CIANJUR

Wadaw! Kota Bunga Kini jadi Tempat Wisata Seksual

RADARSUKABUMI.com – Penangkapan terduga mucikari yang dilakukan Mabes Polri di kawasan Kota Bunga Sukanagalih beberapa waktu lalu membuat pemerintah Desa Sukanagalih Kecamatan Pacet lebih waspada. Wisatawan yang datang hendak wisata lebih banyak menjadi memesan PSK di wilayah itu.

Kendati saat penangkapan tersebut tidak terlalu dilibatkan, tetapi pihak desa mengetahui adanya eksekusi penyergapan mucikari di wilayahnya tersebut.

”Saya juga tau adanya penangkapan waktu itu oleh Mabes Polri. Tetapi kalau secara teknis, kami memang tidak dilibatkan. Karena itu merupakan hak dan prosedur pihak kepolisian,” kata Kepala Desa Sukanagalih, Dudung Djaenudin saat dikonfirmasi di ruang kerjanya, Kamis (31/10).

Ia mengatakan, aktivitas prostitusi di Villa Kota Bunga sudah berjalan sejak lama dengan sasaran pelanggan ialah wisatawan, baik lokal ataupun mancanegara. ”Wisatawan yang datang dengan niatan awal untuk menikmati alam Cianjur yang sejuk pun jadi memesan perempuan untuk kegiatan seksual. Karena ditawari oleh orang-orang yang memang menjalankan usaha prostitusi,” kata dia.

Lebih lanjut ia mengatakan, adanya kegiatan itupun sebenarnya membuat warga tidak nyaman dan resah. Mengingat kawasan Villa Kota Bunga dan sekitarnya dianggap sebagai tempat untuk kegiatan negatif.

Selain itu, Dudung memaparkan, bahwa salah satu terduga pelaku mucikari warga Desa Sukanagalih itu memang benar adanya dan bahkan diakui Dudung, terduga Om Gress (muncikari, red) itu pun telah lama beroperasi dengan teman lainnya yang sama seprofesi sebagai gembong penjaja seks komersial.

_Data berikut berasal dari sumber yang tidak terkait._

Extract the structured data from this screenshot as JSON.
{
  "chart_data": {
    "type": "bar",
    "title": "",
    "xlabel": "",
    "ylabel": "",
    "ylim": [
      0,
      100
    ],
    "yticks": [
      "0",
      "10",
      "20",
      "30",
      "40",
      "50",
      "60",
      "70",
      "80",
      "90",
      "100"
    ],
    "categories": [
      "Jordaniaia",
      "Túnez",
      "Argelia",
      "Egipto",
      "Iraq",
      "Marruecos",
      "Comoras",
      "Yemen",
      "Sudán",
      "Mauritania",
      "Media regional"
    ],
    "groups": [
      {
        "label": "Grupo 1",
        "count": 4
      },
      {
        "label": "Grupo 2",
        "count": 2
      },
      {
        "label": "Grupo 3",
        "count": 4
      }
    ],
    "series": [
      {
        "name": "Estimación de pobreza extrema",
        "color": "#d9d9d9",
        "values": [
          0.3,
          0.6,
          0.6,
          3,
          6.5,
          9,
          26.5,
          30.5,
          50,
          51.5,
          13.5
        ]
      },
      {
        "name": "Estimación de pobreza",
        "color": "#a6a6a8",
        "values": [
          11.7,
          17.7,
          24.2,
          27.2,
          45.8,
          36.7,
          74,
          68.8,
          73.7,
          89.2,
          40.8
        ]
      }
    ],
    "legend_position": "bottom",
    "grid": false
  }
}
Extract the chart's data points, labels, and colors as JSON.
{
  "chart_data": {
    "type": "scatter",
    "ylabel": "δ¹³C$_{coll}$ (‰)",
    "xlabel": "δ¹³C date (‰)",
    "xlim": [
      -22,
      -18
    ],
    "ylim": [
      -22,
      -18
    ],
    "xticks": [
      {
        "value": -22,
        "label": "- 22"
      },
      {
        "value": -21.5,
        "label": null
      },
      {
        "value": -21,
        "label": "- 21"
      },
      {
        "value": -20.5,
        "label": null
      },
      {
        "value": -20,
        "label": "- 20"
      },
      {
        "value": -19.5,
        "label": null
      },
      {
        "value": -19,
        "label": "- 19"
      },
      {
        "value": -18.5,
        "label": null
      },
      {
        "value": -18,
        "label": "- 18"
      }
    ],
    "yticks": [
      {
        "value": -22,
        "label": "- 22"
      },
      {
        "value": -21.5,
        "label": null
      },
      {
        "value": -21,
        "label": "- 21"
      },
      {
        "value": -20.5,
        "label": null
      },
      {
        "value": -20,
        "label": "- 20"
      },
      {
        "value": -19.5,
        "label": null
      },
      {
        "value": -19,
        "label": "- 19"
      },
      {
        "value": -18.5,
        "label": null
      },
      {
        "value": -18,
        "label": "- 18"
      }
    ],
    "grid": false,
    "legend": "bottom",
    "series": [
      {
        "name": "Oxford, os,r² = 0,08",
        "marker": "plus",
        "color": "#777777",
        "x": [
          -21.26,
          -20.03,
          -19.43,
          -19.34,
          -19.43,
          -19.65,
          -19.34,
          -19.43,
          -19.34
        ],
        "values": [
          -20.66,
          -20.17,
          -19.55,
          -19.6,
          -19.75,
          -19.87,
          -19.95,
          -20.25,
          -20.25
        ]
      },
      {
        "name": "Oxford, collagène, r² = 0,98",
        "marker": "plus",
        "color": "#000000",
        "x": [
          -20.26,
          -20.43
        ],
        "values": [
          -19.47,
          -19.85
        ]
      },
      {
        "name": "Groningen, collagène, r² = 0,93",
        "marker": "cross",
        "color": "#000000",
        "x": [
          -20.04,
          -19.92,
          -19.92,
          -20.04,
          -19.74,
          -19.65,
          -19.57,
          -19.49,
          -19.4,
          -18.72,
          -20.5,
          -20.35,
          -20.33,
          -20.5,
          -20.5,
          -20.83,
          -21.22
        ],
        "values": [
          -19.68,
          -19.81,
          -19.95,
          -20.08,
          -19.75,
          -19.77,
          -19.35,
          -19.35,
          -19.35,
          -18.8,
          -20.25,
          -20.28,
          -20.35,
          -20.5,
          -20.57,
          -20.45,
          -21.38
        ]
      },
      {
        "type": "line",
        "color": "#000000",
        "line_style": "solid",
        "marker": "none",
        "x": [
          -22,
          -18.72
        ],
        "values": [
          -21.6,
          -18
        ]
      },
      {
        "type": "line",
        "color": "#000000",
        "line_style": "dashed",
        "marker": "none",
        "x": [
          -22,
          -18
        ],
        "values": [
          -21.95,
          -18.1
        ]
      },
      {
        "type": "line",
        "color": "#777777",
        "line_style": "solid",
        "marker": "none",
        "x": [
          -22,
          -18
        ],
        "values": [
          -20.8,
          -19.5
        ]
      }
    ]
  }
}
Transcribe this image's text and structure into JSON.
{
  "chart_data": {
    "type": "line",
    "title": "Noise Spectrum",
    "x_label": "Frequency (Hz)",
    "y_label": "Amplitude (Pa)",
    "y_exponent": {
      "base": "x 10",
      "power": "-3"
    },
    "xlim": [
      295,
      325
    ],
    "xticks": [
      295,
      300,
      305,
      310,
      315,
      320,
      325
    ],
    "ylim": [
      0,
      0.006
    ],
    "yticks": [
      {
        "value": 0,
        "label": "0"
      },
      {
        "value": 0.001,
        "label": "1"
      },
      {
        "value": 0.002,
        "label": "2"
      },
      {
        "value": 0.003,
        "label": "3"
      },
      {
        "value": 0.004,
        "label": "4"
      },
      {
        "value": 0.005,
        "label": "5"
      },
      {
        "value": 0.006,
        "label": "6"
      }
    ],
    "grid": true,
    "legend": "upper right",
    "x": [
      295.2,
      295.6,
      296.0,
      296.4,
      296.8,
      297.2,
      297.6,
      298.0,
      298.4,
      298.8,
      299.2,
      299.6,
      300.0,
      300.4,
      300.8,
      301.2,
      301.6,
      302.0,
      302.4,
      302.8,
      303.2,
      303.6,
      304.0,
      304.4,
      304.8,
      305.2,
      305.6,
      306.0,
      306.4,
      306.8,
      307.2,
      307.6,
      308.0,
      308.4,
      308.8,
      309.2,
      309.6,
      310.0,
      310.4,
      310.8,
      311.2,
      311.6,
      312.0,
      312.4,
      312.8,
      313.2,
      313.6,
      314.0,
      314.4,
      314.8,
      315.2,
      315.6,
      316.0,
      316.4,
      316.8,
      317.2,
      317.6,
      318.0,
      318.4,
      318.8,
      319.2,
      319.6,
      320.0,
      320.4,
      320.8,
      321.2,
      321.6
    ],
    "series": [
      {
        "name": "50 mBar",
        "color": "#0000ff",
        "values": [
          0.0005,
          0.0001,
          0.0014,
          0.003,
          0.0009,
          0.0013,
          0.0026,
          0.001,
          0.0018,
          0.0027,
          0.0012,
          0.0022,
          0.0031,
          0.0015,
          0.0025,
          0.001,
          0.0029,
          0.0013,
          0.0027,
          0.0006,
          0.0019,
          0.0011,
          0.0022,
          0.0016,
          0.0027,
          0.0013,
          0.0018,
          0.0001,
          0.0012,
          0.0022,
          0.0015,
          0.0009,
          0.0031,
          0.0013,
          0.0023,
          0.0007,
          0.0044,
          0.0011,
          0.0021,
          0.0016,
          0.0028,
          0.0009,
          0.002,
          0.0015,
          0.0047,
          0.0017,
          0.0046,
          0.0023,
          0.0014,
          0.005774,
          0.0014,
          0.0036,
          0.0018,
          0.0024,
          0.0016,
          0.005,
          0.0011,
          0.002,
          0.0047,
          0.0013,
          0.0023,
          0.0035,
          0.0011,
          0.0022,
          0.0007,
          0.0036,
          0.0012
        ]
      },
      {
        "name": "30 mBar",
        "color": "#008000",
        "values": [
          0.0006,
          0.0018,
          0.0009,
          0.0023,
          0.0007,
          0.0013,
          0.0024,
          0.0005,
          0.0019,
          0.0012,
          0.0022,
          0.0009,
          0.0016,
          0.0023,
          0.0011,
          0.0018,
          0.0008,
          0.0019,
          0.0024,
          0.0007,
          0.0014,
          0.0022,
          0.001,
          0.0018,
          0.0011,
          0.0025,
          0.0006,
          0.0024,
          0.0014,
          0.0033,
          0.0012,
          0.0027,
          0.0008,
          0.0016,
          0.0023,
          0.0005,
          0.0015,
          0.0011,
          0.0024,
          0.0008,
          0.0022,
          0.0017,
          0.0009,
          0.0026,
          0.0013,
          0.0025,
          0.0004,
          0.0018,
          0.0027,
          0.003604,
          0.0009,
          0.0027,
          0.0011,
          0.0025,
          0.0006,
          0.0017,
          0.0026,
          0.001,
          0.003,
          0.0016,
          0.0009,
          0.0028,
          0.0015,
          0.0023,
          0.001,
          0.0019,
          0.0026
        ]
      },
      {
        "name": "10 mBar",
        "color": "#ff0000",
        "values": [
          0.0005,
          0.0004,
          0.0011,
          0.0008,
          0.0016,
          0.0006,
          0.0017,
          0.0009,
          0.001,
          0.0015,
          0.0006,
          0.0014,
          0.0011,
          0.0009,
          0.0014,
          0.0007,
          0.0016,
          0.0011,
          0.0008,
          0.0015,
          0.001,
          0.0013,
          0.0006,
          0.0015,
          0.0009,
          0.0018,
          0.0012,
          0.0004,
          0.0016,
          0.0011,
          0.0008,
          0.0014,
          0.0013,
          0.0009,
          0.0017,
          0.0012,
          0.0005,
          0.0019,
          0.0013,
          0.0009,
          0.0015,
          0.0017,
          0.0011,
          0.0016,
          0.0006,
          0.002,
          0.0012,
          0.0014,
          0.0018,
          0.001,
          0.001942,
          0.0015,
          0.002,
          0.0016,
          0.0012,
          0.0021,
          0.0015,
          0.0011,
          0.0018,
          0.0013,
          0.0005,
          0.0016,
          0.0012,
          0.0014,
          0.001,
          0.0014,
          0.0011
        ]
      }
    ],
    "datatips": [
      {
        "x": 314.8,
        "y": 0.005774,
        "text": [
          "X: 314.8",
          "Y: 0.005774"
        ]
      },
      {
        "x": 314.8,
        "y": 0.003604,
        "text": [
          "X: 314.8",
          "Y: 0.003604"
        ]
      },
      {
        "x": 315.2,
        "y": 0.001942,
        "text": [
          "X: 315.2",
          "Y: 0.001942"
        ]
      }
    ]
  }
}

”Itu kan salah satu warga Sukanagalih. Hanya saja kami tak bisa apa-apa karena memang itu hal pribadi masing-masing. Kami pun tak bisa intervensi. Hanya pernah beberapa waktu lalu diimbau,” ujarnya.

Menurutnya, secara prosedur dan izin awal kota bunga, memang kini sudah tidak benar lagi. Karena sebelumnya, izin kota bunga itu adalah hunian rumah tinggal bukan untuk di sewakan.

Lebih lanjut, Dudung mengatakan, bukan tidak dilakukan komunikasi, tetapi pihak pemerintah desa pun sempat berkoordinasi dengan sejumlah pihak baik kepolisian maupun MUI, Polisi Pamong Praja (Pol PP), dan pihak lainnya untuk segera mengatasi penyakit masyarakat tersebut.

”Ketika ada penangkapan pun memang pihak kepolisian dari pusat jarang ada komunikasi dengan kami. Tapi itu tidak jadi masalah, karena memang hak dan prosedur pihaknya. Kami sangat mendukung sekali ketika ada penertiban seperti itu,” jelasnya.

Dalam penangkapan para terduga itu, memang sempat diintai terlebih dulu oleh pihak kepolisian. Mulai dari menyewa vila, hingga menyamar sebagai pengguna jasa prostitusi di Kota Bunga.
”Saya pun sempat mendengar dan tau adanya pengintaian pihak kepolisian Mabes Polri di kota bunga. Tapi kami sadar, dan hanya mendukung saja. Tidak berhak ikut campur dalam penanganan tersebut,” tuturnya.

Di sisi lain, Kapolres Cianjur, AKBP Juang Andi menuturkan, pihaknya sudah melakukan upaya untuk mengungkap dan menertibkan aktivitas prostitusi di kawasan villa Kota bunga dan titik lainnya di Cianjur utara.

Namun, dia mengaku kesulitan untuk bisa mengungkap secara keseluruhan. Sebab ketika petugas datang untuk menggelar razia, para pelaku prostitusi sudah tidak ada di lokasi.

”Kami sedang menyiapkan cara lagi untuk memberantas secara total agar tidak ada lagi kegiatan prostitusi di sana. Sebab mereka kan menjajakan PSK dengan kendaraan, sehingga sering berpindah.dan razia pun seperti sudah diketahui sebelumnya. Tapi kami tidak akan berhenti untuk membuat kawasan Kota bunga steril dari prostitusi,” pungkasnya.